Scott Fitterer

Personal information
- Born: November 4, 1973 (age 52) Seattle, Washington, U.S.

Career information
- Position: Quarterback
- High school: John F. Kennedy Catholic (Burien, Washington)
- College: UCLA (1993); LSU (1994–1995);

Career history
- New York Giants (1998–2000) Scout; Seattle Seahawks (2001–2010) Scout; Seattle Seahawks (2011–2014) Director of college scouting; Seattle Seahawks (2015–2019) Co-director of player personnel; Seattle Seahawks (2020) Vice president of football operations; Carolina Panthers (2021–2023) General manager; Washington Commanders (2024–2025) Personnel executive;

Awards and highlights
- Super Bowl champion (XLVIII);
- Executive profile at Pro Football Reference

= Scott Fitterer =

American football executive and agent (born 1973)

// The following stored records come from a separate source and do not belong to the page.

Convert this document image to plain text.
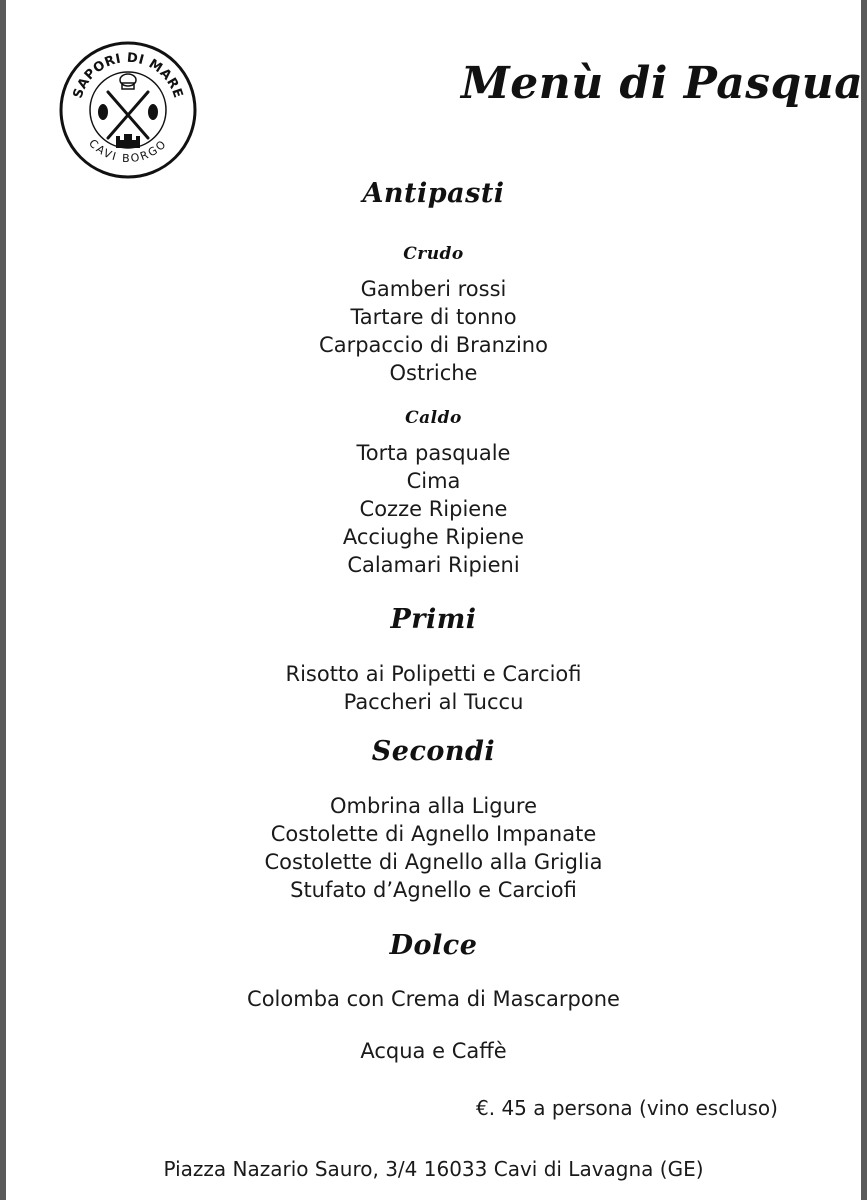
SAPORI DI MARE
CAVI BORGO
Menù di Pasqua
Antipasti
Crudo

Gamberi rossi

Tartare di tonno

Carpaccio di Branzino

Ostriche

Caldo

Torta pasquale

Cima

Cozze Ripiene

Acciughe Ripiene

Calamari Ripieni

Primi

Risotto ai Polipetti e Carciofi

Paccheri al Tuccu

Secondi

Ombrina alla Ligure

Costolette di Agnello Impanate

Costolette di Agnello alla Griglia

Stufato d’Agnello e Carciofi

Dolce

Colomba con Crema di Mascarpone

Acqua e Caffè

€. 45 a persona (vino escluso)
Piazza Nazario Sauro, 3/4 16033 Cavi di Lavagna (GE)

Scott Patrick Fitterer (born November 4, 1973) is an American professional sports agent and former football executive. He began his executive career as a part-time scout with the New York Giants in 1998 and worked in various executive roles with the Seattle Seahawks throughout the 2000s and 2010s. Fitterer served as general manager of the Carolina Panthers from 2021 to 2023 and worked as a personnel executive with the Washington Commanders for two seasons before joining the Athletes First talent agency in 2026.

==Early life==
Fitterer was born on November 4, 1973, in Seattle, Washington, later attending John F. Kennedy Catholic High School in Burien, Washington. He played college football and baseball for the UCLA Bruins in 1993 and as a relief pitcher for the LSU Tigers in 1995. Fitterer was drafted by the Toronto Blue Jays in the 22nd round of the 1995 MLB draft and spent three years in the minor leagues with the St. Catharines Blue Jays, Hagerstown Suns, and Dunedin Blue Jays before shoulder problems ended his career.

==Career==
===New York Giants===
Fitterer began his National Football League (NFL) executive career with the New York Giants as an area scout in 1998.

===Seattle Seahawks===
In 2001, Fitterer was hired by the Seattle Seahawks as an area scout. In 2011, he was promoted to director of college scouting. In 2016, Fitterer was promoted to co-director of player personnel. In 2020, he was promoted again vice president of football operations.

===Carolina Panthers===
On January 14, 2021, Fitterer was named the general manager of the Carolina Panthers. On January 8, 2024, Fitterer was fired by the Panthers.

===Washington Commanders===
Fitterer was hired as a personnel executive for the Washington Commanders on July 15, 2024.

===Athletes First===
Fitterer joined the Athletes First talent agency, working with coaches and executives, following the expiration of his contract with the Commanders in July 2026.

==Personal life==
Fitterer is married to Cherish and they have two children, a daughter Ella and a son Cole.